The problem with this approach is that it requires the system doing randomizatio...

hruk · 2025-01-14T03:20:16 1736824816

I don't know, all of these are pretty surmountable. We've done dynamic pricing with contextual multi-armed bandits, in which each context gets a single decision per time block and gross profit is summed up at the end of each block and used to reward the agent.

That being said, I agree that MABs are poor for experimentation (they produce biased estimates that depend on somewhat hard-to-quantify properties of your policy). But they're not for experimentation! They're for optimizing a target metric.

empiko · 2025-01-14T13:57:06 1736863026

Surmountable, yes, but in practice it is often just too much hassle. If you are doing tons of these tests you can probably afford to invest in the infrastructure for this, but otherwise AB is just so much easier to deploy that it does not really matter to you that you will have a slightly ineffective algo out there for a few days. The interpretation of the results is also easier as you don't have to worry about time sensitivity of the collected data.

hinkley · 2025-01-14T18:36:15 1736879775

You do know Amazon got sued and lost for showing different prices to different users? That kind of price discrimination is illegal in the US. Related to actual discrimination.

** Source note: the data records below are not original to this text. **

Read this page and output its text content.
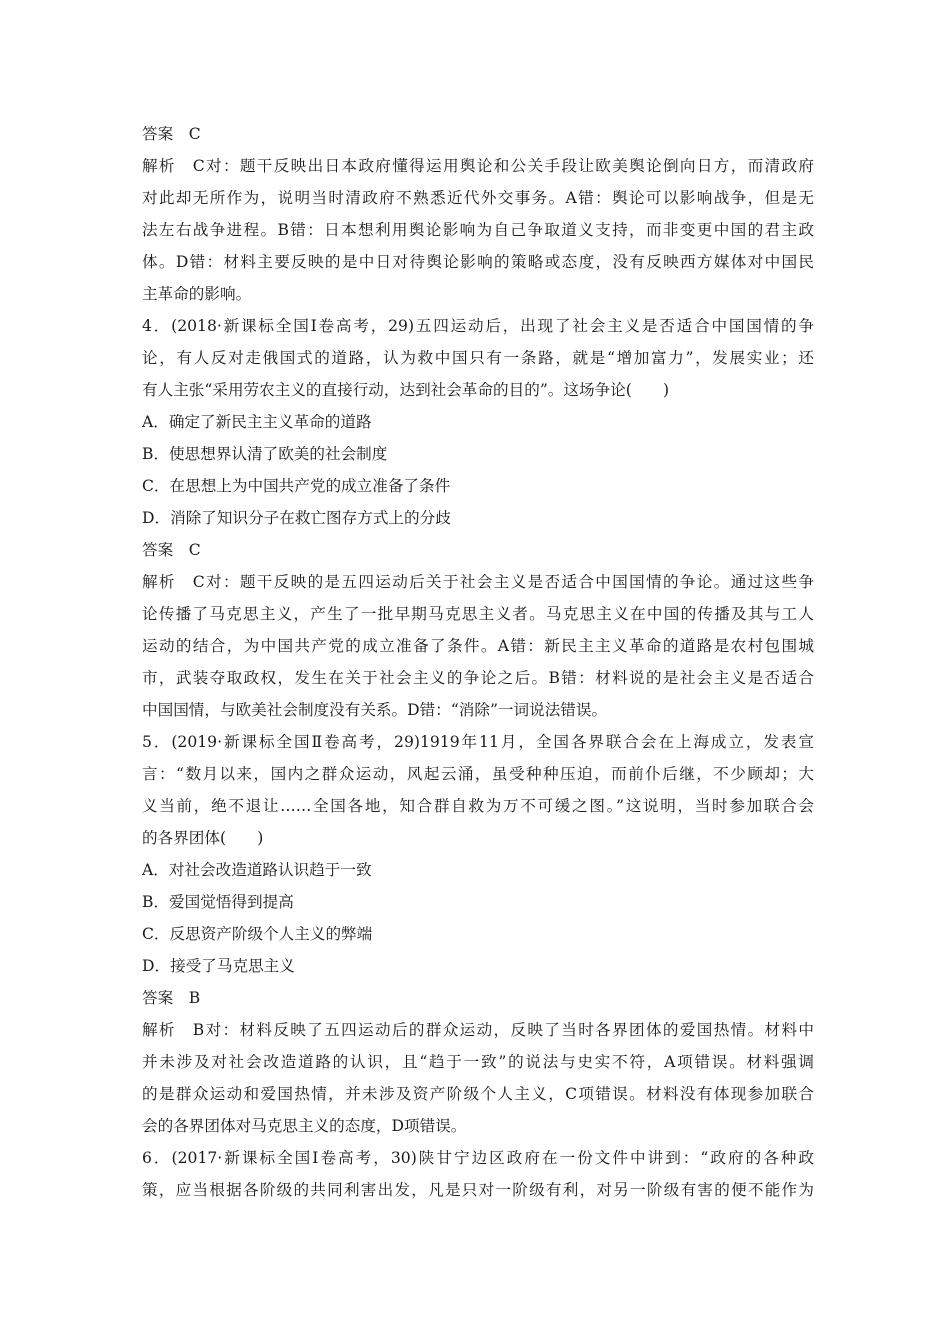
答案　C
解析　C对：题干反映出日本政府懂得运用舆论和公关手段让欧美舆论倒向日方，而清政府
对此却无所作为，说明当时清政府不熟悉近代外交事务。A错：舆论可以影响战争，但是无
法左右战争进程。B错：日本想利用舆论影响为自己争取道义支持，而非变更中国的君主政
体。D错：材料主要反映的是中日对待舆论影响的策略或态度，没有反映西方媒体对中国民
主革命的影响。
4．(2018·新课标全国Ⅰ卷高考，29)五四运动后，出现了社会主义是否适合中国国情的争
论，有人反对走俄国式的道路，认为救中国只有一条路，就是“增加富力”，发展实业；还
有人主张“采用劳农主义的直接行动，达到社会革命的目的”。这场争论(　　)
A．确定了新民主主义革命的道路
B．使思想界认清了欧美的社会制度
C．在思想上为中国共产党的成立准备了条件
D．消除了知识分子在救亡图存方式上的分歧
答案　C
解析　C对：题干反映的是五四运动后关于社会主义是否适合中国国情的争论。通过这些争
论传播了马克思主义，产生了一批早期马克思主义者。马克思主义在中国的传播及其与工人
运动的结合，为中国共产党的成立准备了条件。A错：新民主主义革命的道路是农村包围城
市，武装夺取政权，发生在关于社会主义的争论之后。B错：材料说的是社会主义是否适合
中国国情，与欧美社会制度没有关系。D错：“消除”一词说法错误。
5．(2019·新课标全国Ⅱ卷高考，29)1919年11月，全国各界联合会在上海成立，发表宣
言：“数月以来，国内之群众运动，风起云涌，虽受种种压迫，而前仆后继，不少顾却；大
义当前，绝不退让……全国各地，知合群自救为万不可缓之图。”这说明，当时参加联合会
的各界团体(　　)
A．对社会改造道路认识趋于一致
B．爱国觉悟得到提高
C．反思资产阶级个人主义的弊端
D．接受了马克思主义
答案　B
解析　B对：材料反映了五四运动后的群众运动，反映了当时各界团体的爱国热情。材料中
并未涉及对社会改造道路的认识，且“趋于一致”的说法与史实不符，A项错误。材料强调
的是群众运动和爱国热情，并未涉及资产阶级个人主义，C项错误。材料没有体现参加联合
会的各界团体对马克思主义的态度，D项错误。
6．(2017·新课标全国Ⅰ卷高考，30)陕甘宁边区政府在一份文件中讲到：“政府的各种政
策，应当根据各阶级的共同利害出发，凡是只对一阶级有利，对另一阶级有害的便不能作为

I think Uber gets away with it because it’s time and location based, not person based. Of course if someone starts pointing out that segregation by neighborhoods is still a thing, they might lose their shiny toys.

hruk · 2025-01-15T14:55:54 1736952954

Indeed, we are well aware.

taion · 2025-01-15T01:07:45 1736903265

You can do that, but now you have a runtime dependency on your analytics system, right? This can be reasonable for a one-off experimentation system but it's not likely you'll be able to do all of your experimentation this way.

hruk · 2025-01-15T15:05:17 1736953517

No, you definitely have to pick your battles. Something that you want to continuously optimize over time makes a lot more sense than something where it's reasonable to test and the commit to a path forever.

jacob019 · 2025-01-14T17:17:25 1736875045

Hey, I'd love to hear more about dynamic pricing with contextual multi-armed bandits. If you're willing to share your experience, you can find my email on my profile.

ivalm · 2025-01-13T21:50:53 1736805053

You can assign multiarm bandit trials on a lazy per user basis.

So first time user touches feature A they are assigned to some trial arm T_A and then all subsequent interactions keep them in that trial arm until the trial finishes.

kridsdale1 · 2025-01-13T22:34:38 1736807678

The systems I’ve use pre-allocate users effectively randomly an arm by hashing their user id or equivalent.

ivalm · 2025-01-14T03:10:07 1736824207

To make sure user id U doesn’t always end up in eg control group it’s useful to concatenate the id with experiment uuid.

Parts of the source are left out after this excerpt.